Sur les réseaux sociaux, une vidéo circule: des jeunes s'en prennent à ce poste, jetant trois cocktails Molotov. Le groupe d’individus a rapidement pris la fuite, détruisant au passage des rétroviseurs de véhicules. Au petit matin, les traces de noircissures sont relatives. Mais sur les vidéos diffusées par les malfaiteurs, les flammes sont impressionnantes. Selon la police, ces images diffèrent.

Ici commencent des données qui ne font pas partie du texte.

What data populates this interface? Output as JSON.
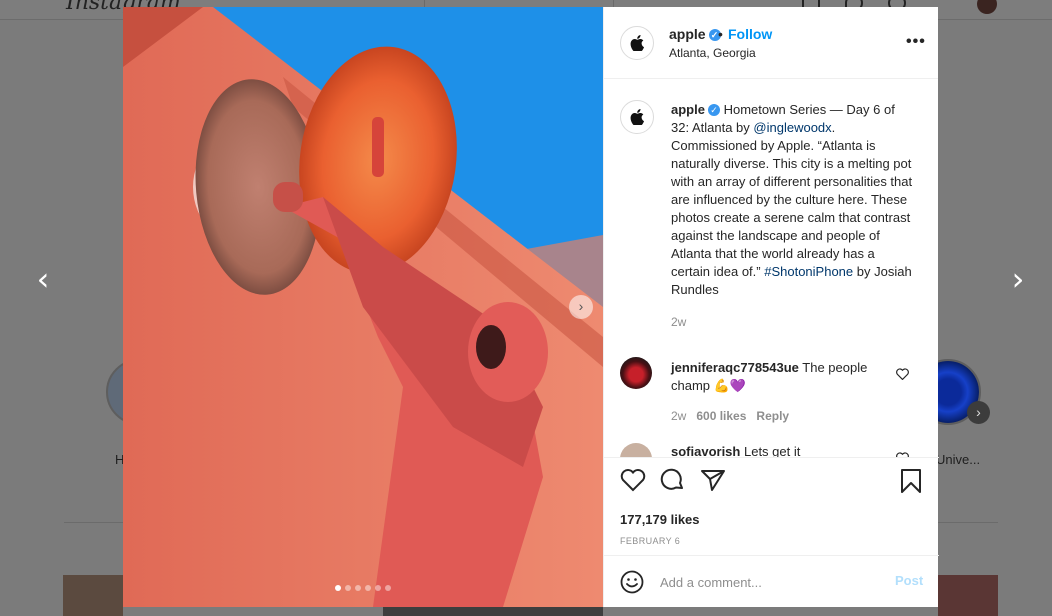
{
  "background": {
    "logo_text": "Instagram",
    "story_left_label": "H",
    "story_right_label": "Unive..."
  },
  "post": {
    "username": "apple",
    "verified": true,
    "dot": "•",
    "follow_label": "Follow",
    "location": "Atlanta, Georgia",
    "more_label": "•••",
    "caption": {
      "user": "apple",
      "part1": "Hometown Series — Day 6 of 32: Atlanta by ",
      "mention": "@inglewoodx",
      "part2": ". Commissioned by Apple. “Atlanta is naturally diverse. This city is a melting pot with an array of different personalities that are influenced by the culture here. These photos create a serene calm that contrast against the landscape and people of Atlanta that the world already has a certain idea of.” ",
      "hashtag": "#ShotoniPhone",
      "part3": " by Josiah Rundles",
      "age": "2w"
    },
    "comments": [
      {
        "user": "jenniferaqc778543ue",
        "text": "The people champ 💪💜",
        "age": "2w",
        "likes": "600 likes",
        "reply": "Reply"
      },
      {
        "user": "sofiavorish",
        "text": "Lets get it"
      }
    ],
    "likes_text": "177,179 likes",
    "date": "FEBRUARY 6",
    "comment_placeholder": "Add a comment...",
    "post_label": "Post",
    "carousel_count": 6,
    "carousel_active": 0
  },
  "icons": {
    "prev": "chevron-left-icon",
    "next": "chevron-right-icon",
    "like": "heart-icon",
    "comment": "comment-icon",
    "share": "paper-plane-icon",
    "save": "bookmark-icon",
    "emoji": "smiley-icon"
  },
  "colors": {
    "accent": "#0095f6",
    "verified": "#3897f0",
    "post_disabled": "#b2dffc"
  }
}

C'est d'ailleurs en réalité une annexe de la mairie qui a été touchée par les flammes. Mais le symbole reste catastrophique, alors que le hashtag #mortsauxporcs (qui désigne les policiers) tourne en tête des tendances sur les réseaux sociaux depuis quelques jours.

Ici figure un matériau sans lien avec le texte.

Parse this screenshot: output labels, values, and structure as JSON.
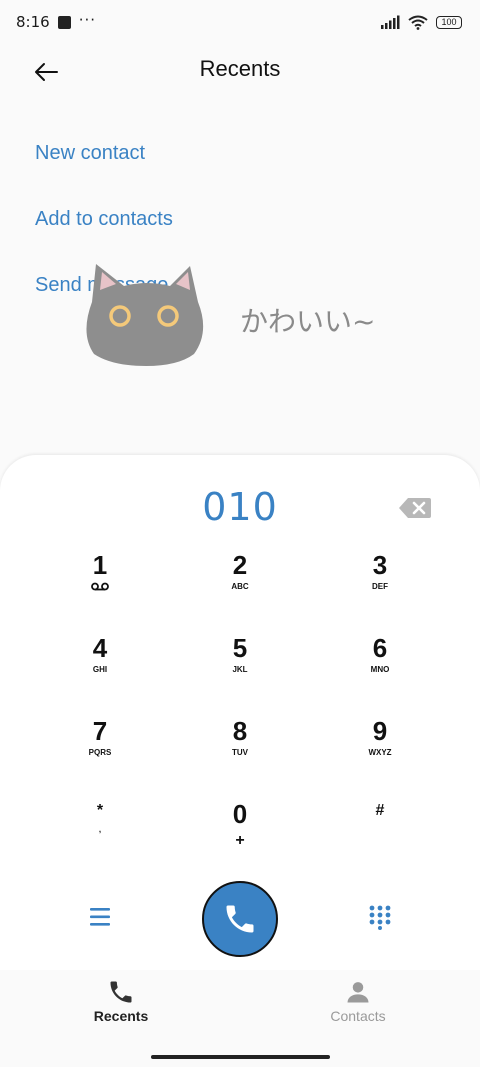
{
  "status_bar": {
    "time": "8:16",
    "dots": "···",
    "battery": "100"
  },
  "header": {
    "title": "Recents"
  },
  "actions": [
    {
      "label": "New contact"
    },
    {
      "label": "Add to contacts"
    },
    {
      "label": "Send message"
    }
  ],
  "sticker": {
    "text": "かわいい~"
  },
  "dialer": {
    "number": "010",
    "keys": [
      {
        "digit": "1",
        "letters": ""
      },
      {
        "digit": "2",
        "letters": "ABC"
      },
      {
        "digit": "3",
        "letters": "DEF"
      },
      {
        "digit": "4",
        "letters": "GHI"
      },
      {
        "digit": "5",
        "letters": "JKL"
      },
      {
        "digit": "6",
        "letters": "MNO"
      },
      {
        "digit": "7",
        "letters": "PQRS"
      },
      {
        "digit": "8",
        "letters": "TUV"
      },
      {
        "digit": "9",
        "letters": "WXYZ"
      },
      {
        "digit": "*",
        "letters": ","
      },
      {
        "digit": "0",
        "letters": "+"
      },
      {
        "digit": "#",
        "letters": ""
      }
    ]
  },
  "nav": {
    "recents": "Recents",
    "contacts": "Contacts"
  },
  "colors": {
    "accent": "#3a82c4",
    "background": "#fafafa"
  }
}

L'émeute, outil de contrôle du territoire
Les violences se multiplient à travers tout l’Hexagone, jusqu’à toucher des communes pourtant privilégiées. Ainsi, des feux ont-ils été allumés à Meudon-la-Forêt (92). Il y a un mois, Michel Aubouin en était persuadé: les choses allaient mal tourner. En contact avec des élus de quartiers difficiles, l’auteur de l’essai 40 ans dans les cités (Presses de la cité, 2019) s’étonnait de la naïveté ambiante: «personne ne pensait que j’aurais raison…» Mais l’intuition de l’ancien préfet a malheureusement eu le dernier mot.

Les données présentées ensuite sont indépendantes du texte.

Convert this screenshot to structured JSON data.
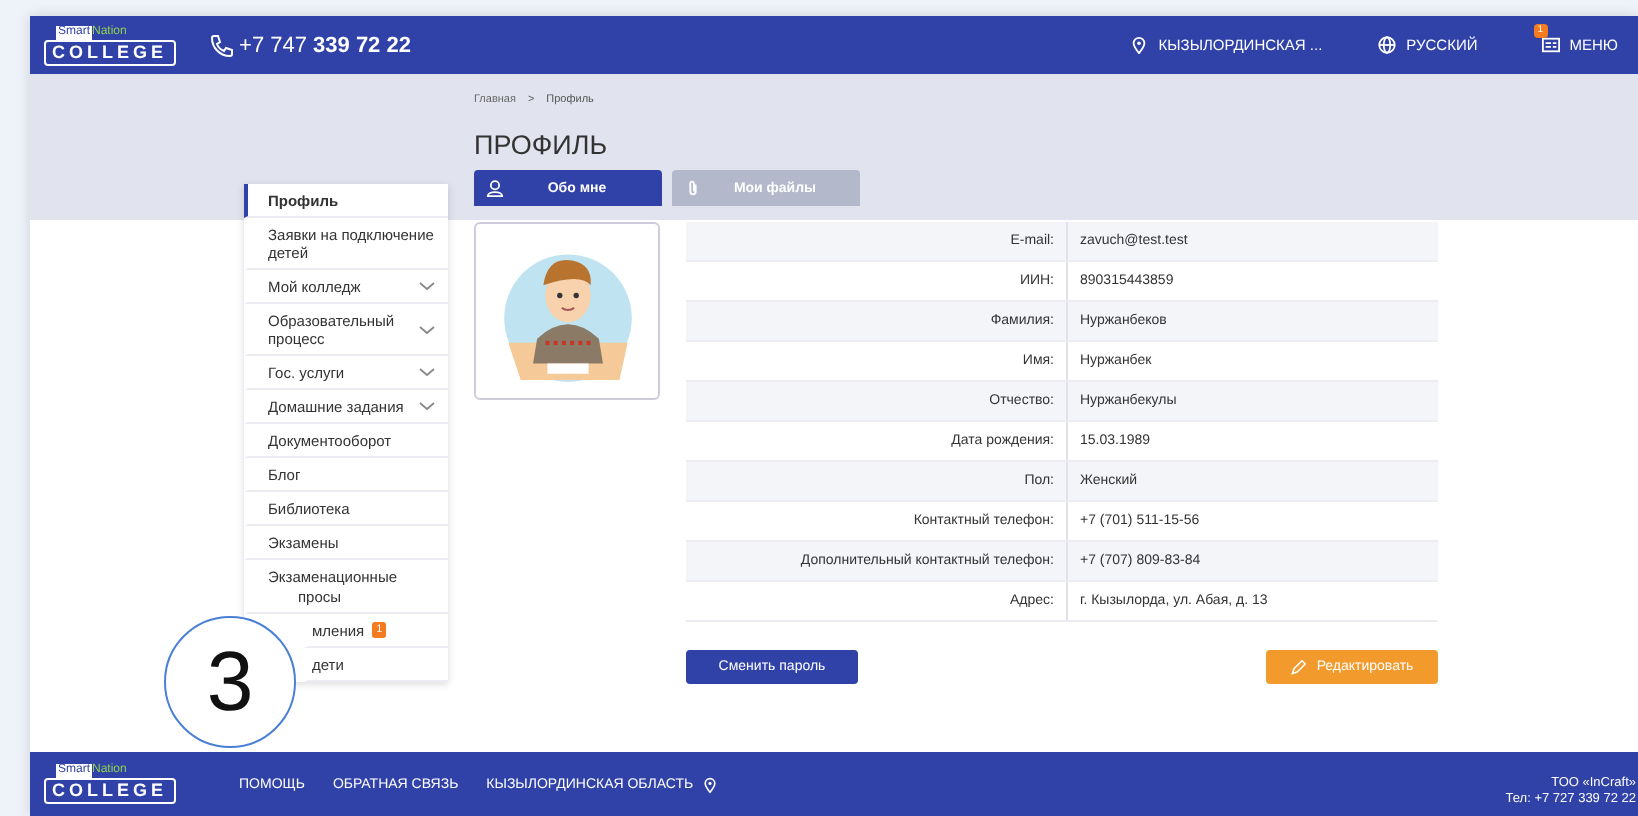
{
  "header": {
    "logo_smart": "Smart",
    "logo_nation": "Nation",
    "logo_main": "COLLEGE",
    "phone_prefix": "+7 747",
    "phone_number": "339 72 22",
    "region": "КЫЗЫЛОРДИНСКАЯ ...",
    "language": "РУССКИЙ",
    "menu": "МЕНЮ",
    "menu_badge": "1"
  },
  "breadcrumb": [
    "Главная",
    ">",
    "Профиль"
  ],
  "page_title": "ПРОФИЛЬ",
  "sidebar": {
    "items": [
      {
        "label": "Профиль",
        "selected": true,
        "expandable": false
      },
      {
        "label": "Заявки на подключение детей",
        "selected": false,
        "expandable": false
      },
      {
        "label": "Мой колледж",
        "selected": false,
        "expandable": true
      },
      {
        "label": "Образовательный процесс",
        "selected": false,
        "expandable": true
      },
      {
        "label": "Гос. услуги",
        "selected": false,
        "expandable": true
      },
      {
        "label": "Домашние задания",
        "selected": false,
        "expandable": true
      },
      {
        "label": "Документооборот",
        "selected": false,
        "expandable": false
      },
      {
        "label": "Блог",
        "selected": false,
        "expandable": false
      },
      {
        "label": "Библиотека",
        "selected": false,
        "expandable": false
      },
      {
        "label": "Экзамены",
        "selected": false,
        "expandable": false
      },
      {
        "label": "Экзаменационные",
        "continued": "просы",
        "selected": false,
        "expandable": false
      },
      {
        "label": "мления",
        "badge": "1",
        "covered": true,
        "selected": false,
        "expandable": false
      },
      {
        "label": "дети",
        "covered": true,
        "selected": false,
        "expandable": false
      }
    ]
  },
  "tabs": [
    {
      "label": "Обо мне",
      "selected": true
    },
    {
      "label": "Мои файлы",
      "selected": false
    }
  ],
  "profile": {
    "rows": [
      {
        "label": "E-mail:",
        "value": "zavuch@test.test"
      },
      {
        "label": "ИИН:",
        "value": "890315443859"
      },
      {
        "label": "Фамилия:",
        "value": "Нуржанбеков"
      },
      {
        "label": "Имя:",
        "value": "Нуржанбек"
      },
      {
        "label": "Отчество:",
        "value": "Нуржанбекулы"
      },
      {
        "label": "Дата рождения:",
        "value": "15.03.1989"
      },
      {
        "label": "Пол:",
        "value": "Женский"
      },
      {
        "label": "Контактный телефон:",
        "value": "+7 (701) 511-15-56"
      },
      {
        "label": "Дополнительный контактный телефон:",
        "value": "+7 (707) 809-83-84"
      },
      {
        "label": "Адрес:",
        "value": "г. Кызылорда, ул. Абая, д. 13"
      }
    ],
    "buttons": [
      {
        "label": "Сменить пароль",
        "kind": "primary"
      },
      {
        "label": "Редактировать",
        "kind": "edit"
      }
    ]
  },
  "footer": {
    "logo_smart": "Smart",
    "logo_nation": "Nation",
    "logo_main": "COLLEGE",
    "links": [
      "ПОМОЩЬ",
      "ОБРАТНАЯ СВЯЗЬ",
      "КЫЗЫЛОРДИНСКАЯ ОБЛАСТЬ"
    ],
    "company": "ТОО «InCraft»",
    "phone": "Тел: +7 727 339 72 22"
  },
  "annotation": {
    "label": "3"
  }
}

«Le sujet, ce n’est pas la bavure!» s’insurge-t-il, évoquant l’accident de Villeneuve-la-Garenne (92) du 18 avril dernier. Non, pour Aubouin, le problème, «c’est que des jeunes continuent de considérer qu’ils sont au-dessus de toutes les lois»: sous contrôle judiciaire pour menace avec une hachette, l’individu qui pilotait sans casque et sur le trottoir la motocross qui a percuté la voiture de police accumulait déjà quatorze condamnations dans son casier judiciaire. «Il refusait que la police fasse son travail, il estimait que c’est sa loi, ou celle de sa bande, qui doit régner», tranche-t-il.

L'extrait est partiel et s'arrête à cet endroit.